Construction of the G/M/1 queue length process

The problem

Bremaud provides a construction of the queue length process \(\{Q(t)\}\) of the G/M/1 queue along the following lines. Assume that \(\{A(t)\}\) is the arrival process to that \(A(t)\) is the number of arrivals up to and including time \(t\) (hence \(\{A(t)\}\) is cadlag). Assume further that \(\{N_s(t)\}\) is a Poisson counting process. It is clear that \(\{A(t)\}\) and \(\{N(t)\}\) have, with probability 1, no points in common.

The departure process \(\{D(t)\}\) and \(\{Q(t)\}\) can now be defined as

\[\begin{split}\begin{align} Q(t) &= Q_0 + A(t) - D(t), \\ D(t) &= \int_0^t 1\{Q(s-)>0\} dN_s(s) \end{align}\end{split}\]

The question is whether a solution to this integral equation exists.

A possible construction

The above integral equation can be given a meaning in a path-for-path \(\omega\) for \(\omega\) sense.
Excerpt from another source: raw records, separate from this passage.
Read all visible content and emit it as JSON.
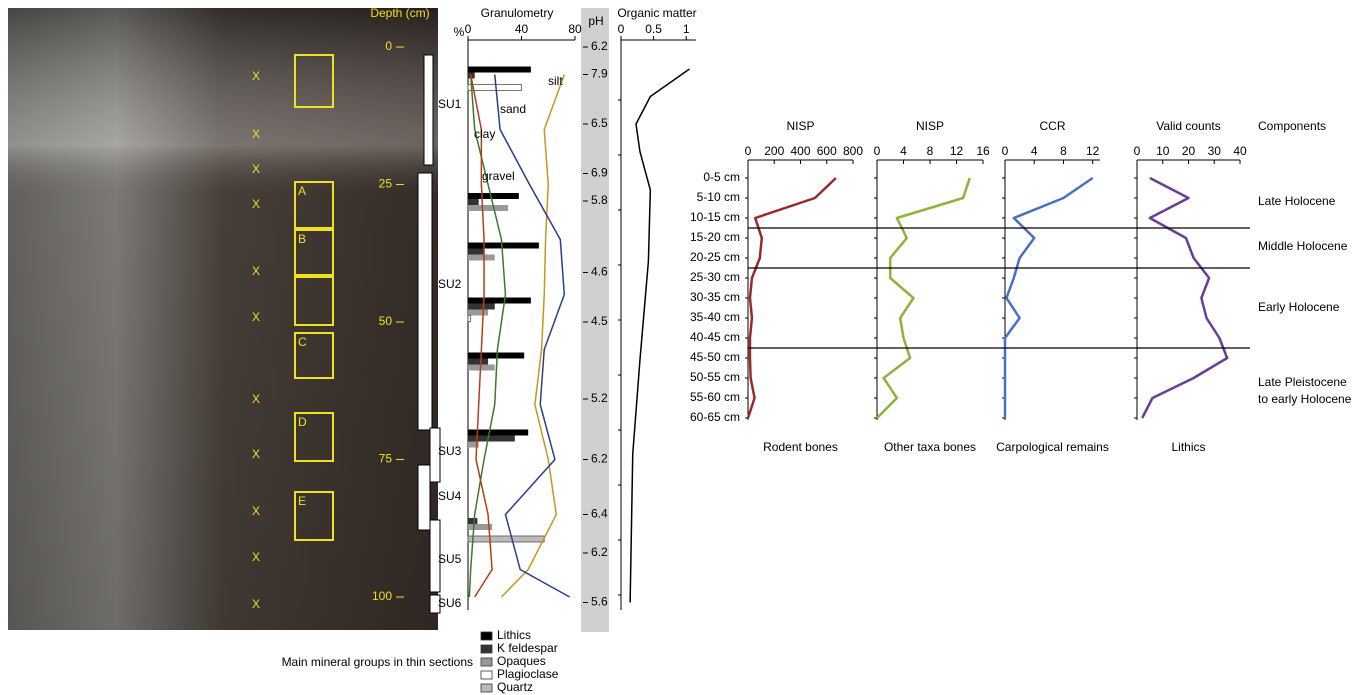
{
  "profile": {
    "depth_label": "Depth (cm)",
    "depth_ticks": [
      0,
      25,
      50,
      75,
      100
    ],
    "units": [
      "SU1",
      "SU2",
      "SU3",
      "SU4",
      "SU5",
      "SU6"
    ],
    "thin_sections": [
      "A",
      "B",
      "C",
      "D",
      "E"
    ],
    "samples": [
      "X",
      "X",
      "X",
      "X",
      "X",
      "X",
      "X",
      "X",
      "X",
      "X",
      "X"
    ]
  },
  "components": {
    "title": "Components",
    "periods": [
      [
        "Late Holocene"
      ],
      [
        "Middle Holocene"
      ],
      [
        "Early Holocene"
      ],
      [
        "Late Pleistocene",
        "to early Holocene"
      ]
    ]
  },
  "chart_data": [
    {
      "type": "depth-line",
      "title": "Granulometry",
      "y_label": "%",
      "x": [
        5,
        15,
        25,
        35,
        45,
        55,
        65,
        75,
        85,
        95,
        100
      ],
      "xlim": [
        0,
        100
      ],
      "ylim": [
        0,
        80
      ],
      "yticks": [
        0,
        40,
        80
      ],
      "series": [
        {
          "name": "silt",
          "color": "#c8961e",
          "values": [
            72,
            57,
            60,
            58,
            57,
            55,
            50,
            60,
            66,
            45,
            25
          ]
        },
        {
          "name": "sand",
          "color": "#2a3f8f",
          "values": [
            20,
            24,
            46,
            69,
            72,
            57,
            54,
            65,
            28,
            39,
            76
          ]
        },
        {
          "name": "clay",
          "color": "#3a7a2a",
          "values": [
            2,
            5,
            15,
            25,
            28,
            22,
            20,
            12,
            5,
            2,
            1
          ]
        },
        {
          "name": "gravel",
          "color": "#b0401a",
          "values": [
            2,
            10,
            10,
            12,
            12,
            10,
            8,
            6,
            15,
            18,
            5
          ]
        }
      ]
    },
    {
      "type": "depth-bar",
      "title": "Main mineral groups in thin sections",
      "x": [
        5,
        28,
        37,
        47,
        57,
        71,
        86
      ],
      "xlim": [
        0,
        100
      ],
      "ylim": [
        0,
        80
      ],
      "series": [
        {
          "name": "Lithics",
          "color": "#000000",
          "values": [
            47,
            38,
            53,
            47,
            42,
            45,
            0
          ]
        },
        {
          "name": "K feldespar",
          "color": "#333333",
          "values": [
            5,
            8,
            12,
            20,
            15,
            35,
            7
          ]
        },
        {
          "name": "Opaques",
          "color": "#999999",
          "values": [
            0,
            30,
            20,
            15,
            20,
            8,
            18
          ]
        },
        {
          "name": "Plagioclase",
          "color": "#ffffff",
          "values": [
            40,
            0,
            0,
            2,
            0,
            0,
            0
          ]
        },
        {
          "name": "Quartz",
          "color": "#bbbbbb",
          "values": [
            0,
            0,
            0,
            0,
            0,
            0,
            57
          ]
        }
      ]
    },
    {
      "type": "depth-text",
      "title": "pH",
      "x": [
        0,
        5,
        14,
        23,
        28,
        41,
        50,
        64,
        75,
        85,
        92,
        101
      ],
      "xlim": [
        0,
        100
      ],
      "values": [
        6.2,
        7.9,
        6.5,
        6.9,
        5.8,
        4.6,
        4.5,
        5.2,
        6.2,
        6.4,
        6.2,
        5.6
      ]
    },
    {
      "type": "depth-line",
      "title": "Organic matter",
      "x": [
        4,
        9,
        14,
        19,
        26,
        39,
        57,
        74,
        101
      ],
      "xlim": [
        0,
        100
      ],
      "ylim": [
        0,
        1.15
      ],
      "yticks": [
        0,
        0.5,
        1
      ],
      "series": [
        {
          "color": "#000000",
          "values": [
            1.05,
            0.45,
            0.23,
            0.29,
            0.45,
            0.42,
            0.29,
            0.18,
            0.14
          ]
        }
      ]
    },
    {
      "type": "line",
      "title": "NISP",
      "x_label": "Rodent bones",
      "color": "#9b2a2a",
      "categories": [
        "0-5 cm",
        "5-10 cm",
        "10-15 cm",
        "15-20 cm",
        "20-25 cm",
        "25-30 cm",
        "30-35 cm",
        "35-40 cm",
        "40-45 cm",
        "45-50 cm",
        "50-55 cm",
        "55-60 cm",
        "60-65 cm"
      ],
      "values": [
        670,
        510,
        55,
        105,
        90,
        30,
        15,
        30,
        15,
        15,
        20,
        50,
        0
      ],
      "ylim": [
        0,
        800
      ],
      "yticks": [
        0,
        200,
        400,
        600,
        800
      ]
    },
    {
      "type": "line",
      "title": "NISP",
      "x_label": "Other taxa bones",
      "color": "#8db33a",
      "values": [
        14,
        13,
        3,
        4.5,
        2,
        2,
        5.5,
        3.5,
        4,
        5,
        1,
        3,
        0
      ],
      "ylim": [
        0,
        16
      ],
      "yticks": [
        0,
        4,
        8,
        12,
        16
      ]
    },
    {
      "type": "line",
      "title": "CCR",
      "x_label": "Carpological remains",
      "color": "#4a6fbf",
      "values": [
        12,
        8,
        1.2,
        4,
        2,
        1.2,
        0.2,
        2,
        0,
        0,
        0,
        0,
        0
      ],
      "ylim": [
        0,
        13
      ],
      "yticks": [
        0,
        4,
        8,
        12
      ]
    },
    {
      "type": "line",
      "title": "Valid counts",
      "x_label": "Lithics",
      "color": "#6a3d9a",
      "values": [
        5,
        20,
        5,
        19,
        22,
        28,
        25,
        27,
        32,
        35,
        22,
        6,
        2
      ],
      "ylim": [
        0,
        40
      ],
      "yticks": [
        0,
        10,
        20,
        30,
        40
      ]
    }
  ]
}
Lets fix a path, so that \(A(t)\) and \(N_s(t)\) are known for all \(t\). Then the integral \(\int f(s) dN_s(s)\) can be interpreted as Riemann-Stieltjes integral for suitable \(f(s)\).

Next, for ease assume that \(Q_0 = 0\). We prove the existence of a solution by means of an constructive, inductive, approach.

\[\begin{split}\begin{align} Q_0(t) &= A(t), \\ D_0(t) &= \int_0^t 1\{Q_0(s-)>0\} dN_s(s), \\ Q_1(t) &= A(t)- D_0(t), \\ D_1(t) &= \int_0^t 1\{Q_1(s-)>0\} dN_s(s), \\ \end{align}\end{split}\]

and so on, so that, in general,

\[\begin{split}\begin{align} D_i(t) &= \int_0^t 1\{Q_i(s-)>0\} dN_s(s), \\ Q_{i+1}(t) &= A(t)- D_i(t). \end{align}\end{split}\]

Observe that, as \(D_0 \geq 0\), \(Q_1 \leq Q_0\). This, in turn, implies that \(D_1 \leq D_0\), which, in turn, implies \(Q_2 \geq Q_1\). In fact, in general, we see that when \(Q_{i+1} \leq Q_i(t)\) (or \(\geq\)), that \(D_{i+1} \leq D_i\) (or \(\geq\)) so that \(Q_{i+2} \geq Q_{i+1}(t)\) (or \(\leq\)). Straightforward definition chasing then leads to a telescoping set of inequalities:

\[Q_1(t) \leq Q_3(t) \leq \ldots \leq Q_2(t) \leq Q_0(t)\]

for all \(t\).

As \(Q_{2n+1} \leq Q_{2(n+1) + 1} \leq Q_0\) it follows that \(Q_{2n+1}\) converges, pointwise in \(t\), to a limiting function \(Q_-\) as \(n\to \infty\). Likewise, \(Q_{2n}\downarrow Q_+\). Clearly, \(Q_- \leq Q_+\).

It remains to prove that \(Q_-(t) = Q_+(t)\). To this end, let \(T_1 = \inf\{t\geq 0: A(t) > A(t_-)\}\), i.e, the first arrival time, and let \(T_i = \inf\{t> T_{i-1}: A(t) > A(t-) \text{ or } N_s(t) > N_s(t-)\}\), i.e., the sequence of arrivals and service completions. Clearly, for \(Q_0(t) = Q_1(t) = 0\) for \(0\leq t \leq T_1\). From the above recursions, it follows that \(Q_1(s) = Q_2(s)\) for \(s\in [T_1, T_2]\) and so on for increasing \(n\). As for any \(t\) there is an \(n\) such that \(T_{n-1} \leq t < T_n\), \(Q_-(t) = Q_+(t)\) for all \(t\).